On the plane, takeoff and landing mean elevated noise from the engines and hydraulic systems, plus the steep pitch of the aircraft as it climbs or comes in. Additionally, many people with SPD have big personal bubbles [personal-space comfort zones], making it overwhelming to sit in standard airplane seats during full flights. (If the roomier seating of business or first class is an option, it may be worth the extra money.)

In Europe, much intercontinental travel is by train—and many train stations are as chaotic as airports. Plus, unless you’re already familiar with a terminal, there’s the added complexity of finding the correct platform in a maze of stairs and tunnels.

Challenges continue once you reach your destination. I have audio-processing issues that make it difficult to distinguish sounds or follow a conversation: it’s like there’s a ten-second delay between someone’s saying something and my hearing it.

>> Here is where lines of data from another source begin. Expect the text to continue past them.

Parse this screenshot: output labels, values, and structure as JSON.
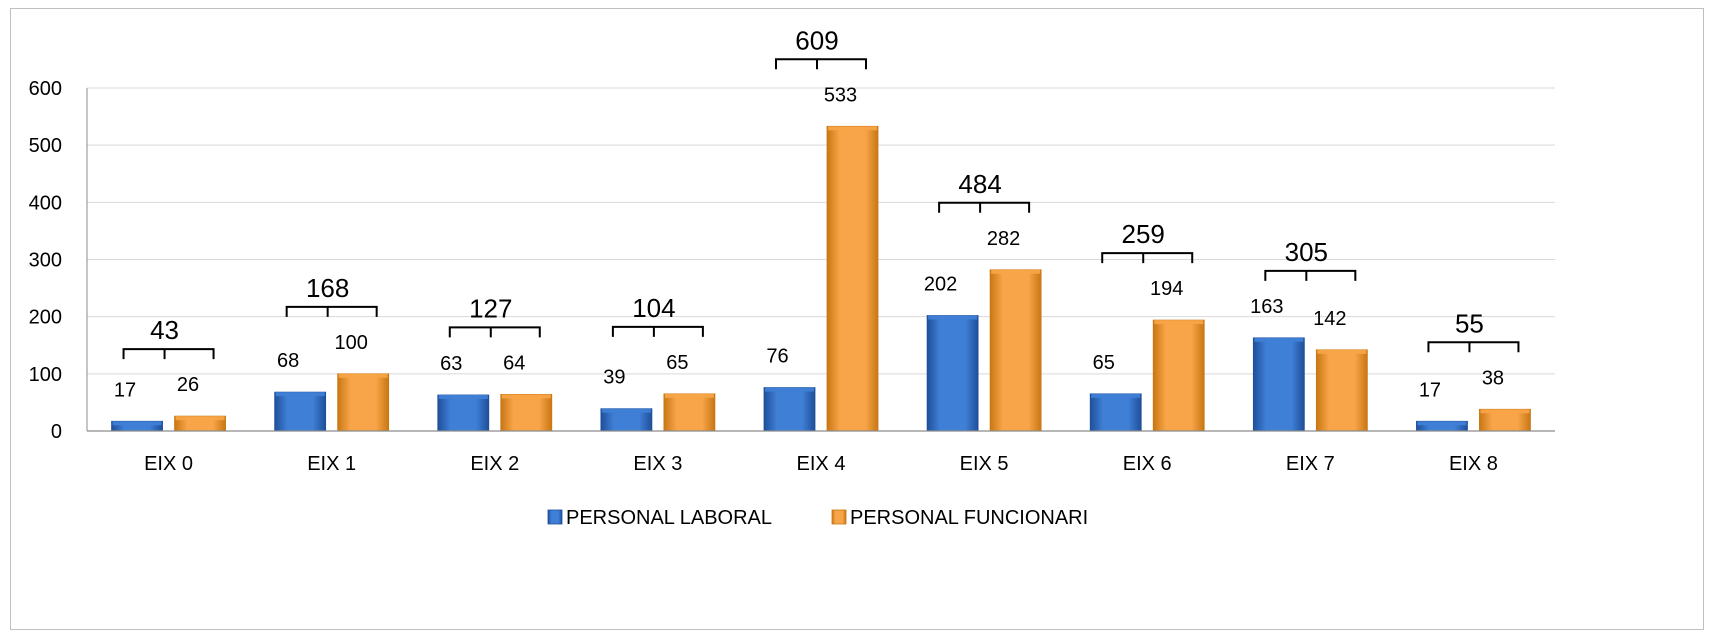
{
  "colors": {
    "laboral": "#3f7fd6",
    "laboral_dark": "#1f4f9a",
    "funcionari": "#f7a548",
    "funcionari_dark": "#c97614",
    "grid": "#d9d9d9",
    "axis": "#8c8c8c",
    "bracket": "#000000"
  },
  "chart_data": {
    "type": "bar",
    "title": "",
    "categories": [
      "EIX 0",
      "EIX 1",
      "EIX 2",
      "EIX 3",
      "EIX 4",
      "EIX 5",
      "EIX 6",
      "EIX 7",
      "EIX 8"
    ],
    "series": [
      {
        "name": "PERSONAL LABORAL",
        "values": [
          17,
          68,
          63,
          39,
          76,
          202,
          65,
          163,
          17
        ]
      },
      {
        "name": "PERSONAL FUNCIONARI",
        "values": [
          26,
          100,
          64,
          65,
          533,
          282,
          194,
          142,
          38
        ]
      }
    ],
    "totals": [
      "43",
      "168",
      "127",
      "104",
      "609",
      "484",
      "259",
      "305",
      "55"
    ],
    "yticks": [
      "0",
      "100",
      "200",
      "300",
      "400",
      "500",
      "600"
    ],
    "ylim": [
      0,
      600
    ],
    "grid": true,
    "legend": "bottom",
    "xlabel": "",
    "ylabel": ""
  }
}
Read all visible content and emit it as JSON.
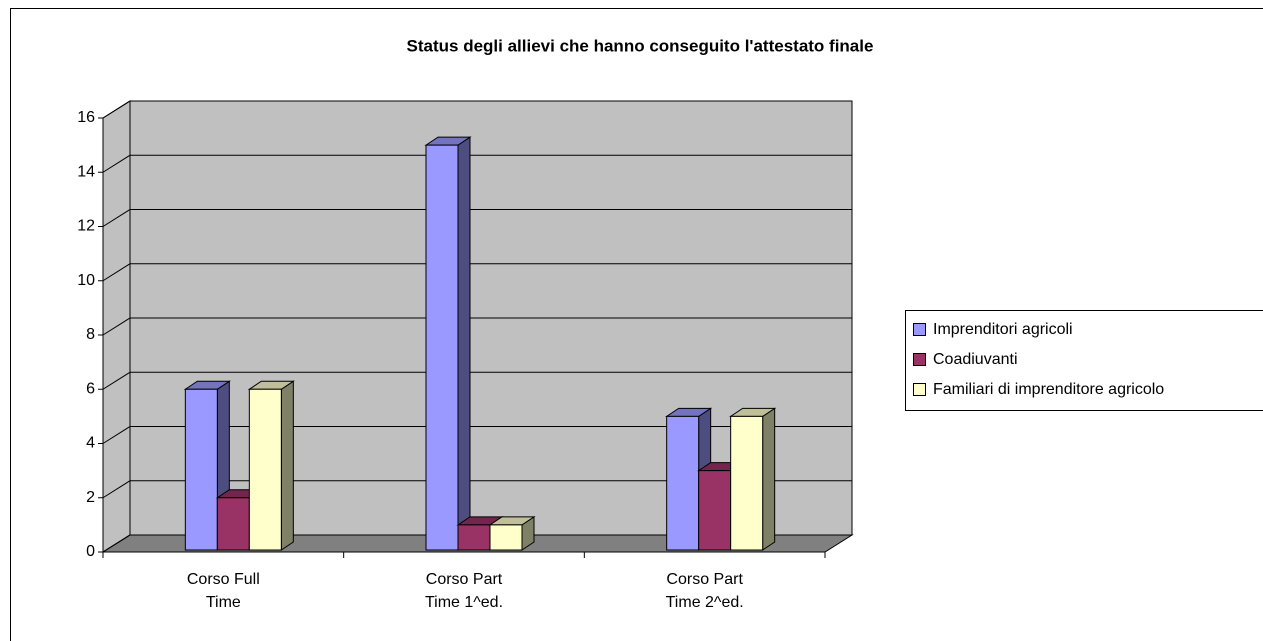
{
  "chart_data": {
    "type": "bar3d",
    "title": "Status degli allievi che hanno conseguito l'attestato finale",
    "categories": [
      "Corso Full Time",
      "Corso Part Time 1^ed.",
      "Corso Part Time 2^ed."
    ],
    "series": [
      {
        "name": "Imprenditori agricoli",
        "color": "#9999ff",
        "values": [
          6,
          15,
          5
        ]
      },
      {
        "name": "Coadiuvanti",
        "color": "#993366",
        "values": [
          2,
          1,
          3
        ]
      },
      {
        "name": "Familiari di imprenditore agricolo",
        "color": "#ffffcc",
        "values": [
          6,
          1,
          5
        ]
      }
    ],
    "ylim": [
      0,
      16
    ],
    "yticks": [
      0,
      2,
      4,
      6,
      8,
      10,
      12,
      14,
      16
    ],
    "grid": true,
    "legend": "right"
  }
}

In Europe, this was complicated by the language barrier, especially with Romance languages (French, Spanish, Italian, Portuguese, Romanian) and their softer pronunciations and dropped letters.

If you are sensitive to flavors or food textures, it’s critical to understand that food you encounter in other regions may be different from what you’re used to at home. For example, the spaghetti we found in a Milan restaurant included octopus tentacles in the sauce recipe. Take a long look at any menu before going into the restaurant (besides online, most walk-up places post their menus outdoors).

It’s worth adding that most tourist destinations have dining options geared toward U.S. tastes. We found pizza (not quite identical to in the U.S., but close enough), hamburgers, and fries readily available.

And, of course, we have favorite SPD-friendly apps for traveling. Mine are:

  • iTunes to drown out external sounds and calm myself.
  • Welltory and AI Stress Monitor to track my heart rate variability (HRV) and see how my body is handling travel stress.
  • Puzzle-game apps such as Water Sort or Sudoku, to distract my mind from overwhelming situations.
lady reading book on bus

For shifting focus from the stimuli around, my wife’s top apps are:

The best thing to remember overall: know yourself and plan time to decompress. On our trip, we intentionally limited the number of places we went, especially visually stimulating museums. We also scheduled quiet breaks each day at our hotel or a nearby park. Always know what you need—and give it to yourself!